Obviously, the company has 100s of things it can work on, and “it” has decided that constructing sample databases (whether toy or real ones) is not important enough to make the cutoff. Fine. Also obvious is that for many people their data is too sensitive to share. Furthermore, DT is so polymorphic that any single example database might be of interest to only a fraction of its users.

But I still bet that many besides myself would be delighted if a few of the major contributors to the DT community each shared a 1% sample of their content and structures. I hope that I will eventually get proficient enough to do so myself.

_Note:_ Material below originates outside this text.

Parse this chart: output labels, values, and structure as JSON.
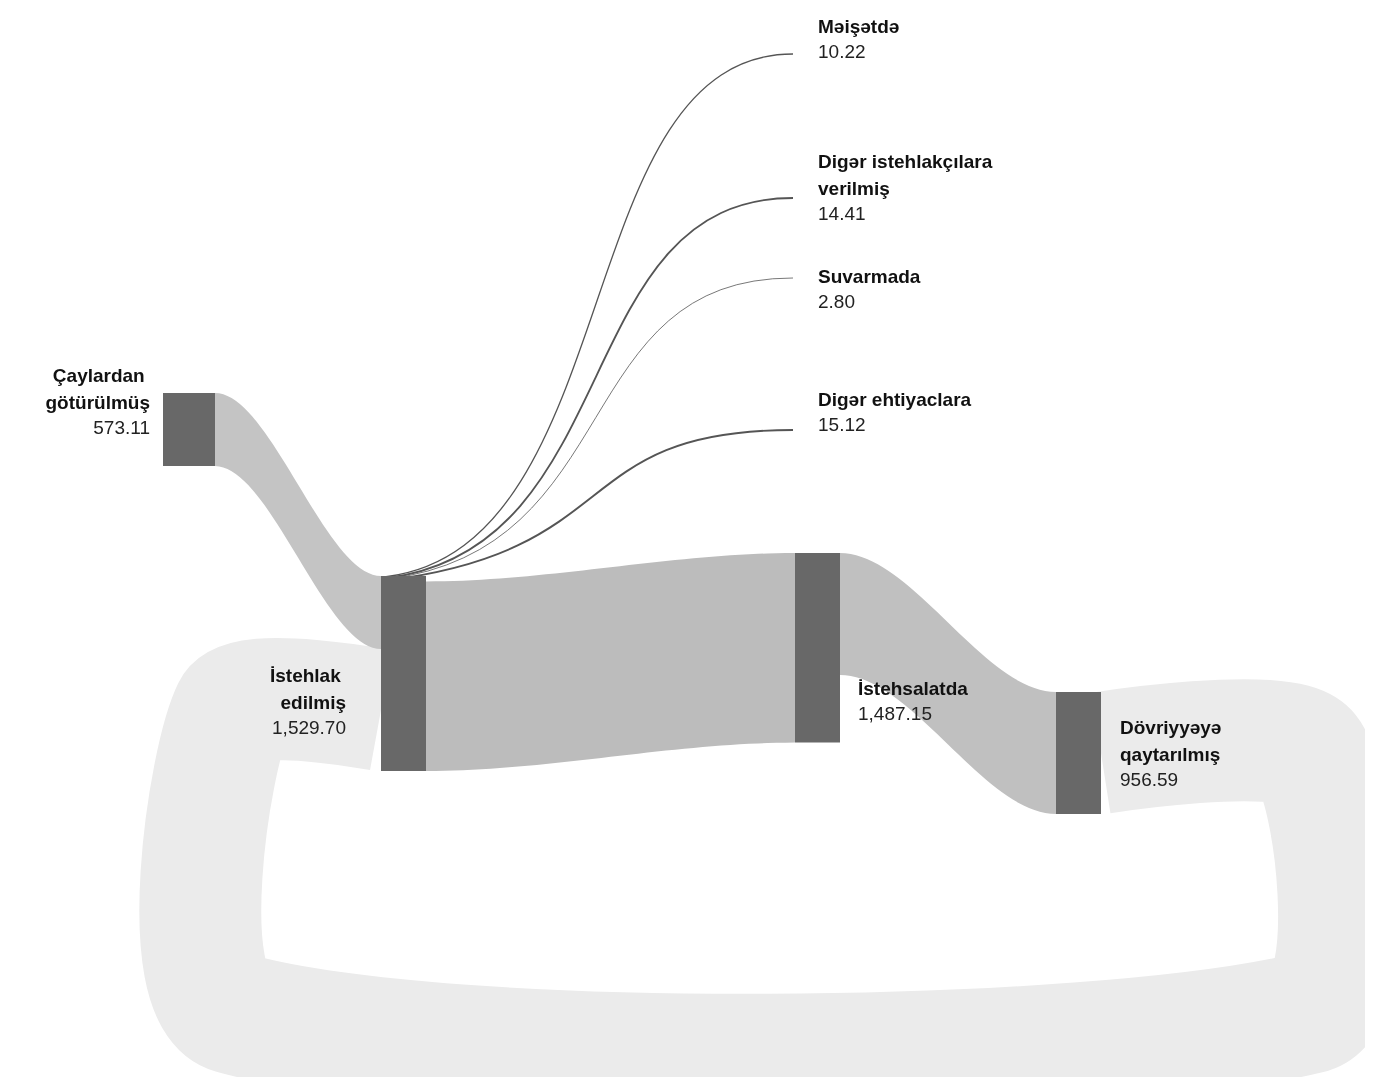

Well, I’m a major contributor I think. I am an executive IT consultant, researcher, and writer. At present, I have 35 GB of data across 20 active database. My data are for the most part confidential, but even If not and I randomly, or with intention, excerpted 1% of it the result would be meaningless to anyone else. There are no archetypes in DEVONthink database construction. My data and databases were constructed over 10 years based on the work I did during that time. I didn’t start with “DEVONthink database model 13A” and stick with that. I started with a few files and groups, then more, then I wrote scripts to work my data the way it needed to be worked with, etc.

The arrangement of data, files, groups, personal naming conventions, smart groups, tags, etc., within these databases was all organically derived over 10 years, thousands of hours of work, constantly evolved, and means nothing to anyone else – not because it is proprietary, or that I do unique, or strang, or arcane work, but because these databases are related to what I do, not what anyone else might do. I guarantee you that if I shared a database, or spent a few dozen hours making a sample database, it would be a pointless exercise for you to look at it. You wouldn’t learn a thing from it. Ten years ago I wouldn’t have learned a thing from it.

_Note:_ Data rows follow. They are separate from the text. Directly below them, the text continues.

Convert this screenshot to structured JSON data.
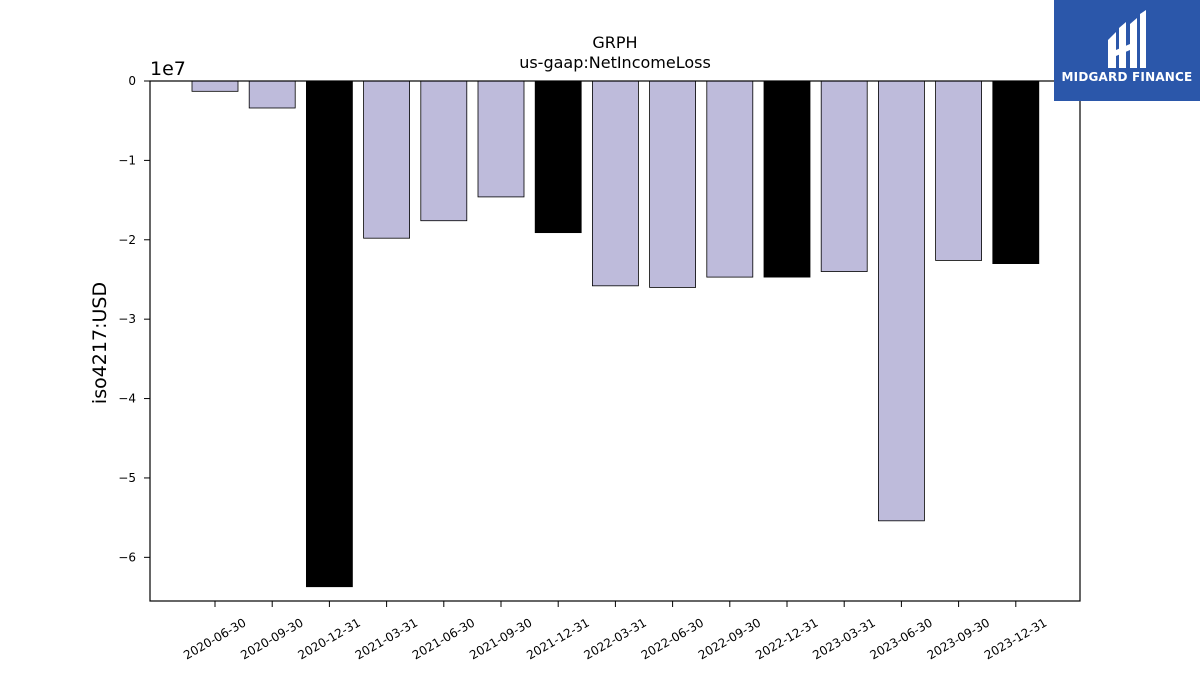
{
  "logo": {
    "text": "MIDGARD FINANCE",
    "icon": "midgard-logo-mark",
    "bg_color": "#2b57aa"
  },
  "chart_data": {
    "type": "bar",
    "title": "GRPH",
    "subtitle": "us-gaap:NetIncomeLoss",
    "ylabel": "iso4217:USD",
    "xlabel": "",
    "offset_label": "1e7",
    "ylim": [
      -65500000,
      0
    ],
    "yticks": [
      0,
      -10000000,
      -20000000,
      -30000000,
      -40000000,
      -50000000,
      -60000000
    ],
    "ytick_labels": [
      "0",
      "−1",
      "−2",
      "−3",
      "−4",
      "−5",
      "−6"
    ],
    "categories": [
      "2020-06-30",
      "2020-09-30",
      "2020-12-31",
      "2021-03-31",
      "2021-06-30",
      "2021-09-30",
      "2021-12-31",
      "2022-03-31",
      "2022-06-30",
      "2022-09-30",
      "2022-12-31",
      "2023-03-31",
      "2023-06-30",
      "2023-09-30",
      "2023-12-31"
    ],
    "values": [
      -1300000,
      -3400000,
      -63700000,
      -19800000,
      -17600000,
      -14600000,
      -19100000,
      -25800000,
      -26000000,
      -24700000,
      -24700000,
      -24000000,
      -55400000,
      -22600000,
      -23000000
    ],
    "highlight": [
      false,
      false,
      true,
      false,
      false,
      false,
      true,
      false,
      false,
      false,
      true,
      false,
      false,
      false,
      true
    ],
    "colors": {
      "bar": "#bebbdb",
      "highlight": "#000000",
      "edge": "#000000"
    },
    "grid": false
  }
}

Databases are a construction of information organized in a manner that means something to the constructor and no one else. That’s the point of the responses so far. I don’t know what else anyone could say. Are we completely missing the point of the original question?

Now, since I don’t believe we have heard what data the OP has and what problems they want to solve with it, etc., it would be useful to see some context. If the OP wrote that " I have 3,000 property deeds issued between 1850 and 1865 in Marion Country Missouri, and I want to explore those to see how they might relate to characters in Mark Twain’s early writing", then that would give the forum readers something understandable to grasp and propose “database” approaches to it. Same thing Greg, Andrew and Jim suggested: what’s the concrete real world problem we’re asked to advise on?

So, tell us about your data, your professional challenge in organizing it, and let’s see what we can do for you. 8)

R^2_is_misleading, in the responses you have here I believe you have the opinions of the best and most knowledgeable folk on these forums: korm, Bluefrog, and Greg_Jones. I have often taken their advice and invariably it has proved to be the best way forward. Specific problems, no matter how daft they may seem (I speak from personal experience having posted some pretty daft questions in my time) are always answered by someone with the requisite knowledge but we do need to be prepared to accept their advice.

I have been using the same database for more than 10 years now. I aggregate all my research papers there and have duly set up a certain folder structure. I have an In-folder where the currently relevant papers are stored which later get filed away into the appropriate folders (with replicants).
However, in pratice, I access older papers only by searching and “See also”. Thus, the folder structure does not really matter. I realised that I maintain the structure mostly for my own joy to see the AI at work when auto-classifying the papers. Of much more importance was the successful linkage several years ago between DTPO and my writing programme (Scrivener) and reference manager (Bookends) of choice.
As previously has already been noted: More important than the folder structure is your actual use of DTPO.